Today's New York Times has an interesting piece on North Korea's history of proliferating weapons and related material by registering its ships under foreign flags. It also shows how critical it is that Beijing aggressively inspect North Korean shipments coming across the Chinese border. Beijing's lackadaisical attitude on this point is not encouraging.

The incidents illustrated North Korea's adroit use of so-called flags of convenience to camouflage the movement of its cargo vessels as they engage in tasks that sometimes violate international laws. The North Korean ploy could both simplify and complicate the efforts to carry out the United Nations Security Council's resolution authorizing countries to inspect cargo entering or leaving North Korea to see if it includes illicit weapons, say shipping executives, lawyers and security experts…. But Mr. Pollack and other experts said that flags of convenience could still prove useful to North Korea in maintaining its arms trade despite the Security Council resolution. One possibility would be for North Korea to try to smuggle out weapons or weapons components across its land borders with China or Russia, and then to a Chinese or Russian port.
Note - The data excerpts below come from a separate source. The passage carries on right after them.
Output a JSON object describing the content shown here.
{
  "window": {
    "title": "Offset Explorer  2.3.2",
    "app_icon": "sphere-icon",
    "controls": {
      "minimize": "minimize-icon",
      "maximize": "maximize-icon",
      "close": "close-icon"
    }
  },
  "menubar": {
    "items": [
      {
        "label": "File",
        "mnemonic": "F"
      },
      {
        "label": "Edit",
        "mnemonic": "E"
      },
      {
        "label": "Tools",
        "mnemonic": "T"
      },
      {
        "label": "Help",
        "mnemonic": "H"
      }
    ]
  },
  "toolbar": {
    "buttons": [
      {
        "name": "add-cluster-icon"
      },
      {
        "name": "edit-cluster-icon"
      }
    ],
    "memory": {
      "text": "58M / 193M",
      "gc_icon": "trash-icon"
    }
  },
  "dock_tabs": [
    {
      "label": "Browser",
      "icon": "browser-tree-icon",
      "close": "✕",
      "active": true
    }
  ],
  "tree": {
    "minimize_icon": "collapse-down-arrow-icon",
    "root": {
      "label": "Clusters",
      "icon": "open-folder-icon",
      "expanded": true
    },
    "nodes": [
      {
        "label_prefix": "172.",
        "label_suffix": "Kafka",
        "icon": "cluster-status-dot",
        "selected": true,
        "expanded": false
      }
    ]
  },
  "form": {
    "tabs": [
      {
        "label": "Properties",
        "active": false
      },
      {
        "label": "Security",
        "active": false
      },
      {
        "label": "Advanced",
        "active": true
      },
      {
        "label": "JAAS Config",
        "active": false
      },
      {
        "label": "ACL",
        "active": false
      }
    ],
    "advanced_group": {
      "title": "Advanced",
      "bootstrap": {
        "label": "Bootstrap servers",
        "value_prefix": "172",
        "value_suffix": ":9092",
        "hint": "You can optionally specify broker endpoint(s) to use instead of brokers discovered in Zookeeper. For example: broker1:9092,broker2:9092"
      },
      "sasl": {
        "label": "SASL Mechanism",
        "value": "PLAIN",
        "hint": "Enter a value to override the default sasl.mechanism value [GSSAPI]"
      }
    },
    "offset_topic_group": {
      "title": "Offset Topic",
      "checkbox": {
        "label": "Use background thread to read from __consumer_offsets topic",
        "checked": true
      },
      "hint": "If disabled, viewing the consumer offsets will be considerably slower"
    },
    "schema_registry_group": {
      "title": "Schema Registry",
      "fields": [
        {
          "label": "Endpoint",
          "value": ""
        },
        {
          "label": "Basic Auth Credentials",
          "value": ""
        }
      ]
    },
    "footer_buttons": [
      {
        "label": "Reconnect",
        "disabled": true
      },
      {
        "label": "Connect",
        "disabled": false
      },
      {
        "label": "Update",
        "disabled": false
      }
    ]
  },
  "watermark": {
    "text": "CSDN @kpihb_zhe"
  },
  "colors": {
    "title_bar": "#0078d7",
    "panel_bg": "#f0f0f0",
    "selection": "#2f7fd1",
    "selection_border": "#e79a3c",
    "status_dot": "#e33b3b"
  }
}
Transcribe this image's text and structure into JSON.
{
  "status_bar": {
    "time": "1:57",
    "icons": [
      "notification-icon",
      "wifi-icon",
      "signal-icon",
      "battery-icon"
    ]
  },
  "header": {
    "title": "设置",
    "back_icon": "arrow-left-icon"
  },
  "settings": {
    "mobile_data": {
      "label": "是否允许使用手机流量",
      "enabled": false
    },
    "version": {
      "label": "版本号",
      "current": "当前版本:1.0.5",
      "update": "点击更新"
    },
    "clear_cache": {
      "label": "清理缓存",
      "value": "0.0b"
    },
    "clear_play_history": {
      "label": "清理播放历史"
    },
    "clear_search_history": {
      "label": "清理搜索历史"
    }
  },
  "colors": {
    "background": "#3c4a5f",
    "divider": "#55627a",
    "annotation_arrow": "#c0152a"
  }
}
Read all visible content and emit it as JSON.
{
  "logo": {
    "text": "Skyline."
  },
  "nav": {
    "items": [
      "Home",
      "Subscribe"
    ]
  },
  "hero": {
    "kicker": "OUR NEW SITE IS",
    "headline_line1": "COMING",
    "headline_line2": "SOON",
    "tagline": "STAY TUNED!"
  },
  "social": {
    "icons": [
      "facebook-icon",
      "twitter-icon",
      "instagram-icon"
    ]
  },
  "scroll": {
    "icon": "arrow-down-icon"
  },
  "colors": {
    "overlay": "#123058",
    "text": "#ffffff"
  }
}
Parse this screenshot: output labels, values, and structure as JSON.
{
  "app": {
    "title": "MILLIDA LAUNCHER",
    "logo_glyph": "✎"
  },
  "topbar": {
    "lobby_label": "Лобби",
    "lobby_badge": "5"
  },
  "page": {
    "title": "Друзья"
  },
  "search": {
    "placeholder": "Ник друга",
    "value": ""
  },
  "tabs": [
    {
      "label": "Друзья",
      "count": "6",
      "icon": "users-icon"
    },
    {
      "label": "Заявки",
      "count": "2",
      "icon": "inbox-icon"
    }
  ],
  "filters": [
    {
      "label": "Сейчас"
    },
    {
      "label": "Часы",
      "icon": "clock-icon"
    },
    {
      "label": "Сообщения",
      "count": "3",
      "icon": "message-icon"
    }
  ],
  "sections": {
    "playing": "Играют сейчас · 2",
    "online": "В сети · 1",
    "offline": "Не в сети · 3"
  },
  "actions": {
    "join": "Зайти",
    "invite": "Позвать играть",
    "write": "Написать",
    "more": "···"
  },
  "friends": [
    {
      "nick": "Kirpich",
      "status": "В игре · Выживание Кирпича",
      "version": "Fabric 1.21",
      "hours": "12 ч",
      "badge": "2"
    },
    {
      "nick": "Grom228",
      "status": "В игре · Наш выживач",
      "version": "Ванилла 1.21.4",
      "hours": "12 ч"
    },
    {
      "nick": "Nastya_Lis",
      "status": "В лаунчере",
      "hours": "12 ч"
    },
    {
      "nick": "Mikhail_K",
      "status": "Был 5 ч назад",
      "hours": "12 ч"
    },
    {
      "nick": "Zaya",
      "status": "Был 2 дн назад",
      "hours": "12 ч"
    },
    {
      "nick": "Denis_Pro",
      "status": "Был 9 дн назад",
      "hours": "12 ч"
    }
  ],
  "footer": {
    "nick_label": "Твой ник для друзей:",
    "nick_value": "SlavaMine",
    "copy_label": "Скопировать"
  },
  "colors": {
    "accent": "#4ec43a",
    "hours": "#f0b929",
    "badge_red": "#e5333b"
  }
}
The weapons could then be loaded on a vessel secretly owned by North Korea but flying another country's flag - and perhaps not be closely watched by Western intelligence services as a result. Or weapons could be loaded on a North Korean ship flying its own flag, and the registration of the ship could be altered after it left port. "In the middle of the night, they could change the name and change the flag," said Gary Wolfe, a maritime lawyer at Seward & Kissel, a New York law firm. Still another possibility, shipping and security experts said, would be for a North Korean-flagged ship to transfer cargo to a North Korean ship carrying another flag, either in port or in midocean if it were a calm day and the cargo small enough.